3.3.3 A comunidade enquanto realidade concreta: “o quanto posso realizar

A problemática da concretização do ideal de vida em comunidade passa pela realidade marcada por princípios anticomunitários, que não se ocupa com as relações autênticas, capazes de possibilitar encontros genuínos entre os homens. Os moldes sociais, marcados pela urbanização, industrialização, próprias do capitalismo, não tem privilegiado a construção de comunidades, mas de uma sociedade em que predomina os interesses e a busca por vantagens individuais.

No debate acerca da relação entre Estado e Comunidade, antes mesmo de definir as características da nova comunidade, Buber, em 1924, discorre sobre essas duas esferas no contexto da Alemanha pós-guerra, e que nos serve como plano de fundo para entender a realidade atual e as possibilidades de vida comunitária hoje. O autor explica como o conceito e a realidade do Estado e da Comunidade foram vividos de modo imediato naquela época. A discussão se dá entre Estado que não permite a comunidade, e o desespero de fugir dessa realidade, com a ilusão do retorno às comunidades primitivas. Nesse sentido, tanto o Estado quanto a Comunidade assumem um caráter coercitivo. O primeiro se coloca como coerção consentida, as pessoas aceitam o Estado. O segundo, se coloca como coerção necessária, na qual o homem não pode existir sem.

O Estado se firmou como absoluto, independente das pessoas que o constituíam, sobrepondo-se sobre estas que o formava; adquiriu uma função normalizadora, irracional, que por lei se colocava como dominante da vida e morte dos sujeitos.
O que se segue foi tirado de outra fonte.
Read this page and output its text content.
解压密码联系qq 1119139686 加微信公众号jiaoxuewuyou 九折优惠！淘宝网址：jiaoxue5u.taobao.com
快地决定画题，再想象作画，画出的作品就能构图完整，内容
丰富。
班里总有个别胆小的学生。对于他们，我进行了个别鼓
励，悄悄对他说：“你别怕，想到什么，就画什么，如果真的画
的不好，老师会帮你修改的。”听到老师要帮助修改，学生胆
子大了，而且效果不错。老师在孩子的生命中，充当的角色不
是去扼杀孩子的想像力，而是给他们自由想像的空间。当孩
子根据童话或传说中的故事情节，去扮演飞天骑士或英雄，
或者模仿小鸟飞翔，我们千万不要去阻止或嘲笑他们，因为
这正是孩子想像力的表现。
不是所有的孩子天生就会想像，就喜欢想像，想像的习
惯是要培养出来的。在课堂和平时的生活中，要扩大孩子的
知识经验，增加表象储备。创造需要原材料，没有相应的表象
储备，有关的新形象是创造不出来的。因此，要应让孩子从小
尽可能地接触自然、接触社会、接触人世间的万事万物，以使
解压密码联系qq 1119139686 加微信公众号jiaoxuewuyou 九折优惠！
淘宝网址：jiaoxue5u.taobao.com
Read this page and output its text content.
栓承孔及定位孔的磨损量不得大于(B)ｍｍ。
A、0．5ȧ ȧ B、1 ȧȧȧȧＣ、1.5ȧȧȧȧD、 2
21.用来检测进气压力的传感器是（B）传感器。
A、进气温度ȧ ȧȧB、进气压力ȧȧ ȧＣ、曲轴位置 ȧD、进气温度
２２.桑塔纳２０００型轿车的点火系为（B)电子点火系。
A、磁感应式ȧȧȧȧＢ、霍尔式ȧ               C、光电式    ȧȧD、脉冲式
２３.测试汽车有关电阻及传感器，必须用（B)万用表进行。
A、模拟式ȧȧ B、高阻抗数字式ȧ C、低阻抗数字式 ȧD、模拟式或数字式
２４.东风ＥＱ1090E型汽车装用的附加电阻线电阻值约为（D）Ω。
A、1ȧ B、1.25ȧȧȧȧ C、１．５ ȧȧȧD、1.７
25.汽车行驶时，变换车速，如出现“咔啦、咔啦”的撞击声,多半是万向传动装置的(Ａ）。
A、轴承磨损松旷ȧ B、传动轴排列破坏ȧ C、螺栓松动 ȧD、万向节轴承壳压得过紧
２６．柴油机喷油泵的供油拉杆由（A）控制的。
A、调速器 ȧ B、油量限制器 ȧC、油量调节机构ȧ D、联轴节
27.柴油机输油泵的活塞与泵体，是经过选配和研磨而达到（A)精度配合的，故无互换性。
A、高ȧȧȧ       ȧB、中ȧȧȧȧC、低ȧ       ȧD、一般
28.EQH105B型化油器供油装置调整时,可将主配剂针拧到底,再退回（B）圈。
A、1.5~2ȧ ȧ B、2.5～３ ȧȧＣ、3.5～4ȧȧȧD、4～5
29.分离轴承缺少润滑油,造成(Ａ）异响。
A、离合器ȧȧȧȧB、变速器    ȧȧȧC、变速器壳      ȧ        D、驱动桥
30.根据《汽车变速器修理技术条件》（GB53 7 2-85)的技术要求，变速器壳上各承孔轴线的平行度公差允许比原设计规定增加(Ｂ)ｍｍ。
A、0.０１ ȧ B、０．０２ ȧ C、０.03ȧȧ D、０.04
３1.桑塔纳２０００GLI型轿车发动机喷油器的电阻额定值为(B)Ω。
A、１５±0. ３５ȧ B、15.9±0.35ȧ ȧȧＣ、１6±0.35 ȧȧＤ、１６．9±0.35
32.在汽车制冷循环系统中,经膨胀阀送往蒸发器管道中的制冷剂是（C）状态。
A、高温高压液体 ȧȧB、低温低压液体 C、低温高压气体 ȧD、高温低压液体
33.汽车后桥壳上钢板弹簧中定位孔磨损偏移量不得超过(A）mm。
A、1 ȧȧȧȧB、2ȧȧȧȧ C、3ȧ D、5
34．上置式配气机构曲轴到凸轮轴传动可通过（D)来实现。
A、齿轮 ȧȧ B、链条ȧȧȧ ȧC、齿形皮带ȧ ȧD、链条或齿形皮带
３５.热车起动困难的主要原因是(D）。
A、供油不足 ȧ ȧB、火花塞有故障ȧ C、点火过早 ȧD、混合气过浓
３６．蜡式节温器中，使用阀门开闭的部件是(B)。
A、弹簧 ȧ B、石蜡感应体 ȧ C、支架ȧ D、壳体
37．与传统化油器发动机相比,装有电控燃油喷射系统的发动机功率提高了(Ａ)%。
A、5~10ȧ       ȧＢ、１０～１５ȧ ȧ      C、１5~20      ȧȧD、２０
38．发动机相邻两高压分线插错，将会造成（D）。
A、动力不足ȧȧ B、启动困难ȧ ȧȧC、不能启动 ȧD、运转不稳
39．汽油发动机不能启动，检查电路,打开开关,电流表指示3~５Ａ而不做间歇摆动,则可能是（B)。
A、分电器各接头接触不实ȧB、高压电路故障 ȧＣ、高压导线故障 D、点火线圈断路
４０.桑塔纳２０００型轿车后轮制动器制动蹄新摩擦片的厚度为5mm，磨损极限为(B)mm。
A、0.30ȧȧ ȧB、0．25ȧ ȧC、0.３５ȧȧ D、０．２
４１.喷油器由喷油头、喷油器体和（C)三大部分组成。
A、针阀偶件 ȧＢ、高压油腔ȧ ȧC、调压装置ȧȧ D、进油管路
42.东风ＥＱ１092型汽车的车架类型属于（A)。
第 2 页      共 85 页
Conforme Carrara (2017, p. 59) o Estado “deixou de agir de maneira racional e coerente de tal maneira que não se conciliavam seus atos com seus propósitos. Por oferecer segurança tanto interna como externa, o estado se tornou uma realidade coercitiva à qual não se pode resistir”.

A comunidade, nesse contexto, aparece como o desejo desesperado de fugir dessa realidade, criando espécie de “ilhas”, de “oásis”, numa realidade assombrosa que não permite

a vida autêntica entre os homens. Tal desespero provocava o desejo por retornar as antigas comunidades, nos moldes primitivos. Buber (2012) discorda desse tipo de retorno, visto que exclui a realidade concreta. Para ele, a comunidade deve ser renovada dentro do contexto vivido, não como uma redoma que se protege da sociedade. Conforme Santiago (2012), o projeto de sociedade manifestado por Buber expressa “a preocupação com a unidade entre o que se apresenta como projeto futuro e as formas de vida necessárias à consolidação dele. É na realidade concreta que se pode compreender e encontrar respostas alternativas” (p. 169).

Com efeito, há Estados que possibilitam a constituição da comunidade, como a Pólis, na qual suas estruturas permitiam a relação imediata entre os homens; e outros que não favorecem tal realidade, como o Estado ocidental moderno, que é centralizador e torna dispersa e líquida toda autêntica forma de comunidade. O Estado centralizador é aquele que alimenta o desejo por aquilo que ainda não possui, e quando possui deseja mais e mais; é opressor quando se revoltam contra ele, e age com coerção com aqueles que tentam se esquivar de seus comandos. Para Buber (2012) esse Estado real indica, com uma linha, até que ponto se pode viver em comunidade. Em suas palavras:

O Estado é o status, a situação, a condição peculiar da não-realização da verdadeira comunidade. É a linha que se desloca incessantemente, para usar uma expressão brusca, indicando o grau de coerção que deve existir e de que maneira ela existe. Esta situação, esta linha que mostra até que ponto os homens são livres e capazes, não deve ser concebida como linha de progresso. Esta linha mutável para cima ou para baixo é também, talvez, uma linha ascendente da possibilidade de realização da comunidade, da capacidade de o homem se encontrar com seu semelhante, a linha da espontaneidade, do encontro, da aptidão para viver com o outro e para o outro (BUBER, 2012, p. 72).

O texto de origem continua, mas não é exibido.